# ERRATA - Mike's Civil PE Exam Guide



## Jayman_PE (Mar 11, 2012)

Overall good book. Kind of a feel good prep for the AM Exam. I bought new this winter so I have the Revised printing. Here's what I found


Page 58 - spelling/grammar ("is" should be "if".)

Page 32-22 - Step 4 for Solution to Problem 1. I belive that H, should be measured to the bottom of footing. The problem and solution show and calculate H from ground surface to top of footing pad, not bottom. With that being the case we do not have sufficient data to solve this problem.

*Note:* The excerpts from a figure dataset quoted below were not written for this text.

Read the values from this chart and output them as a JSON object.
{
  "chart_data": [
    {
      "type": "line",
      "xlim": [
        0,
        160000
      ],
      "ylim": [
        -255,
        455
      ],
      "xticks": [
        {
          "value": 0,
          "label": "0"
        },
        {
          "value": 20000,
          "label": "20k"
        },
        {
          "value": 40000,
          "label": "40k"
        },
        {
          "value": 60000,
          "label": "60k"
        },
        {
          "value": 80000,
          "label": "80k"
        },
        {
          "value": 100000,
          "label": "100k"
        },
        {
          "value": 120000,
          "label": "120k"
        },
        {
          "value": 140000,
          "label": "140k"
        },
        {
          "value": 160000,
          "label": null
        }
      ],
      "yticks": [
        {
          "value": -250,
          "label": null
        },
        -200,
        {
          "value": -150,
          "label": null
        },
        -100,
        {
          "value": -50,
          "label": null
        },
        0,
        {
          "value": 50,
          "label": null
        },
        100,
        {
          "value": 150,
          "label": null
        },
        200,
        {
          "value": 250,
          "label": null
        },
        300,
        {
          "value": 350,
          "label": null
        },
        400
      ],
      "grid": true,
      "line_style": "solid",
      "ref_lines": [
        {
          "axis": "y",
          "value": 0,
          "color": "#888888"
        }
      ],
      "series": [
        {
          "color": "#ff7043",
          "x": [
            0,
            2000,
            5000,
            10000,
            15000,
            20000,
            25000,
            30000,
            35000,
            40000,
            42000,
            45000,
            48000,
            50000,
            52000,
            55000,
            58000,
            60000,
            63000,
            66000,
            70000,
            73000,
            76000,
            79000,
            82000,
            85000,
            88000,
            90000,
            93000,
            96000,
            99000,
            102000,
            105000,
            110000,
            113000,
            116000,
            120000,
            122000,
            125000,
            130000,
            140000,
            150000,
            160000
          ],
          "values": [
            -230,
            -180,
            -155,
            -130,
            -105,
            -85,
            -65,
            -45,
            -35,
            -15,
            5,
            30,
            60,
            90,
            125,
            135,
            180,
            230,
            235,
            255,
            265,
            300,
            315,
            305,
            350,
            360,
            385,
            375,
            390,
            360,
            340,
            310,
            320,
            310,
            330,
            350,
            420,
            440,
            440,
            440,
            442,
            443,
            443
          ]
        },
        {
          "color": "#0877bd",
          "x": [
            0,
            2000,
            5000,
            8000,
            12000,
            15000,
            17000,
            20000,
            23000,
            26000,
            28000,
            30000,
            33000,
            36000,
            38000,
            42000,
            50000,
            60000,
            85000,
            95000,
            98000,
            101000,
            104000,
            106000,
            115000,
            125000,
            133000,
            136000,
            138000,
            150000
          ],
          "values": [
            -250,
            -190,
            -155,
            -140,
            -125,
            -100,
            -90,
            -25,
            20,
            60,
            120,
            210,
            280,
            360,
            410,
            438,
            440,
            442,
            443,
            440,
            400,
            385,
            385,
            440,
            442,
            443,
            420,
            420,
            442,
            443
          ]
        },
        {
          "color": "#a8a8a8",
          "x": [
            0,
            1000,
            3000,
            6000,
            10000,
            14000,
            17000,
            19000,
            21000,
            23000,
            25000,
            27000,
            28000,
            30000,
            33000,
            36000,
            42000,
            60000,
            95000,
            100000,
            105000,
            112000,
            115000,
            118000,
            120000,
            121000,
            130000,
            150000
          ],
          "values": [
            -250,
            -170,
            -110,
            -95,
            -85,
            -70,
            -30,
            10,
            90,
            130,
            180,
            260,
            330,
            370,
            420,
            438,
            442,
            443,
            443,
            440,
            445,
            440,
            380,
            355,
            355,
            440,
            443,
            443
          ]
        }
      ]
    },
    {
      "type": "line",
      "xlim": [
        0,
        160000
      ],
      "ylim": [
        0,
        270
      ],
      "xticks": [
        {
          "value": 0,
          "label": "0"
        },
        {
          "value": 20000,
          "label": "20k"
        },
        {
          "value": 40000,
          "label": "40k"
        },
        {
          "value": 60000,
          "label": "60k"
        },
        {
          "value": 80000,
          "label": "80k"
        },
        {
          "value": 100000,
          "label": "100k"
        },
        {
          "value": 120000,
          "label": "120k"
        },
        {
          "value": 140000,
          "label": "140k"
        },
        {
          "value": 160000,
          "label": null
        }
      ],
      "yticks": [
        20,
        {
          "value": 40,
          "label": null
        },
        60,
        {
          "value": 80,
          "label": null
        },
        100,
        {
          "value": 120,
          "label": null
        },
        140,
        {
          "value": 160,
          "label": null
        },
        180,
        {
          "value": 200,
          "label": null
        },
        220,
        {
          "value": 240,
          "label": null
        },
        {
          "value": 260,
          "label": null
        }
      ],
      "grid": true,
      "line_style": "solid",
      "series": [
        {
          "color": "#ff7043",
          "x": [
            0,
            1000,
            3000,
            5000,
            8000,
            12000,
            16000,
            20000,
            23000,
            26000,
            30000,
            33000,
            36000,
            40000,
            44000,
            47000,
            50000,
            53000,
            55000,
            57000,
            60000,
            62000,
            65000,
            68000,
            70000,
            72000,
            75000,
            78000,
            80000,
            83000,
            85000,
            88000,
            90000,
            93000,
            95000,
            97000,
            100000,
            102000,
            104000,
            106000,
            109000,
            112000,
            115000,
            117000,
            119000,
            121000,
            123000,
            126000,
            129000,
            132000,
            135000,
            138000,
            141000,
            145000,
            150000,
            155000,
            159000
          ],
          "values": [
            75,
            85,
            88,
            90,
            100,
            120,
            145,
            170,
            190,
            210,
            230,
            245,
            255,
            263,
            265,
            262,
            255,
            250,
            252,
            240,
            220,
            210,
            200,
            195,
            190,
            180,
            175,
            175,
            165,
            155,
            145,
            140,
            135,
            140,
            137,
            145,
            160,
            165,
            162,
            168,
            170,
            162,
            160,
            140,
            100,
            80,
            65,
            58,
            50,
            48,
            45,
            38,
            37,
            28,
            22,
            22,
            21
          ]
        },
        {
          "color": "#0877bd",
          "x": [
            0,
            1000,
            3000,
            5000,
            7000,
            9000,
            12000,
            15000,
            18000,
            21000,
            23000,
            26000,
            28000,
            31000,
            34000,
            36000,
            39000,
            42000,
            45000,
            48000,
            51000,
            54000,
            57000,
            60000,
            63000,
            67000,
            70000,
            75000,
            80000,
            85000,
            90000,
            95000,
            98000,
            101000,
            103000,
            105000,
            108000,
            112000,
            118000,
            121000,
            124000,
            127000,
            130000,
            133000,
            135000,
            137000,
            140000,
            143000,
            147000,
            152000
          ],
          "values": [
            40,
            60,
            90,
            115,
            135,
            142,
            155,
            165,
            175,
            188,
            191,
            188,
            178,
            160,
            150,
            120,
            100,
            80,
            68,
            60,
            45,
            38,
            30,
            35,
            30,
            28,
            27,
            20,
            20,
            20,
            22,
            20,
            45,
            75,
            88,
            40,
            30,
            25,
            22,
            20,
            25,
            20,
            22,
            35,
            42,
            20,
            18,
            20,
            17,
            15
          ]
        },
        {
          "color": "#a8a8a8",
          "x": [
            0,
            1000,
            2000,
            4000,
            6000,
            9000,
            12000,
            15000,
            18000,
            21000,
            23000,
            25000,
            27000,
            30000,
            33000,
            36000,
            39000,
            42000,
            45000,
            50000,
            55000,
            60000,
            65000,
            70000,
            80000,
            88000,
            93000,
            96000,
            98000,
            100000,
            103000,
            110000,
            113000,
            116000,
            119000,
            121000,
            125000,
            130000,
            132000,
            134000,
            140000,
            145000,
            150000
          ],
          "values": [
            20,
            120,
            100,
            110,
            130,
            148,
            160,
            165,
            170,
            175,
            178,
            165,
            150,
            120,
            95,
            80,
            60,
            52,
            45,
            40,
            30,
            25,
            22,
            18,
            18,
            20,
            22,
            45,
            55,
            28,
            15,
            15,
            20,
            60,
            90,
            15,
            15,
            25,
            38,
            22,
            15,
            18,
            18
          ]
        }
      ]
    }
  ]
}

Page 71 - Solution to Problem 30. I calculate hf = 234.7'. Might be a mis-calculation in solution.


----------



## ptatohed (Jun 14, 2012)

I like how there is no actual question for problem #4, page 16.


----------



## Jayman_PE (Jun 16, 2012)

Thanks ptato. Forgot to mention that one. lol


----------



## marathon74 (Sep 11, 2012)

I noticed that on pg. 59, solution to problem 18, Step 3. The value for L is written as 1500. The length (L) should be in stations, so L=15. This will give the correct R value of 0.266 as shown in the solution.

Quid: For the solution to problem 30 I kept coming up with 180.09 as shown in the solution after checking it a few times. Have you found anything further? Just curious.


----------